In the second innings, everything Khawaja did looked really positive, from his first ball to his first forward defensive, to his first scoring shot. It looked as though he was backing himself. He got to 50 and forged a good partnership with Michael Clarke and it was an example that a positive mindset, even in defence, is of paramount importance.
Developing that approach begins at Sheffield Shield level, and while I haven't seen enough Shield cricket in the last few years to comment on the quality of batting at that level, I hear more and more from other people that the pitches are a concern, that they make things too difficult for batsmen and easy for bowlers, which creates a false sense for both once they reach Test level.
Perhaps the positioning of the Shield needs to be looked at as well. Twenty20 cricket is here to stay and is a valuable part of the cricket calendar, but it needs to be very carefully scheduled and the timing of the Big Bash League well thought out. There are also issues around the salaries paid to players for the different formats. I remember a lot of players being disgruntled when the contracting system was announced and was heavily weighted towards the BBL.

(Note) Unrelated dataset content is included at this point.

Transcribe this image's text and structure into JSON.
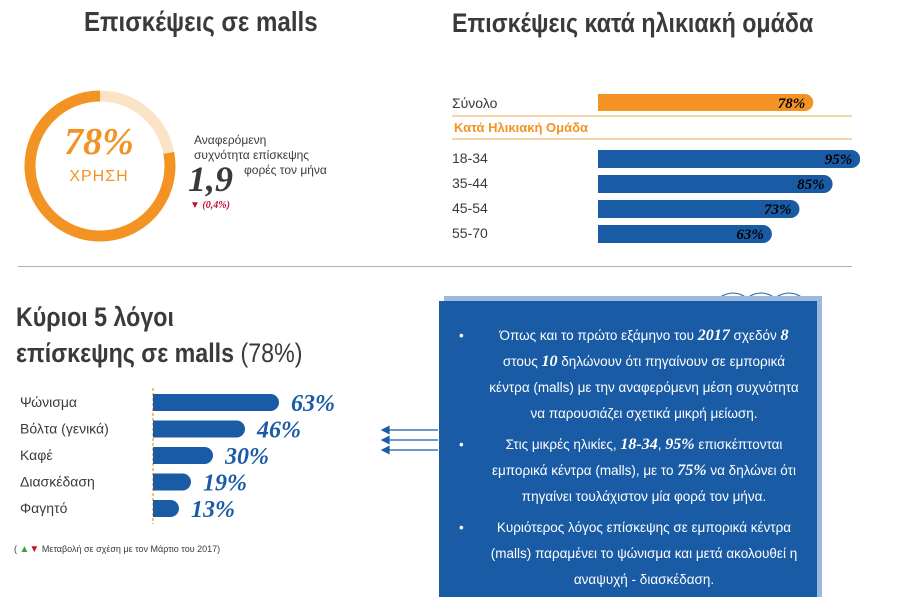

There are many reasons to be positive about T20 and the role it has in taking cricket into the future in a healthy state, but there may be a need for administrators to have a look at the balance and check if we have it right. Scheduling and dividing up the player payments aren't easy jobs - they are very complex, in fact. However, there needs to be an incentive for young players to focus on the Sheffield Shield as well as the BBL, and that will have a natural flow-on effect to Test cricket.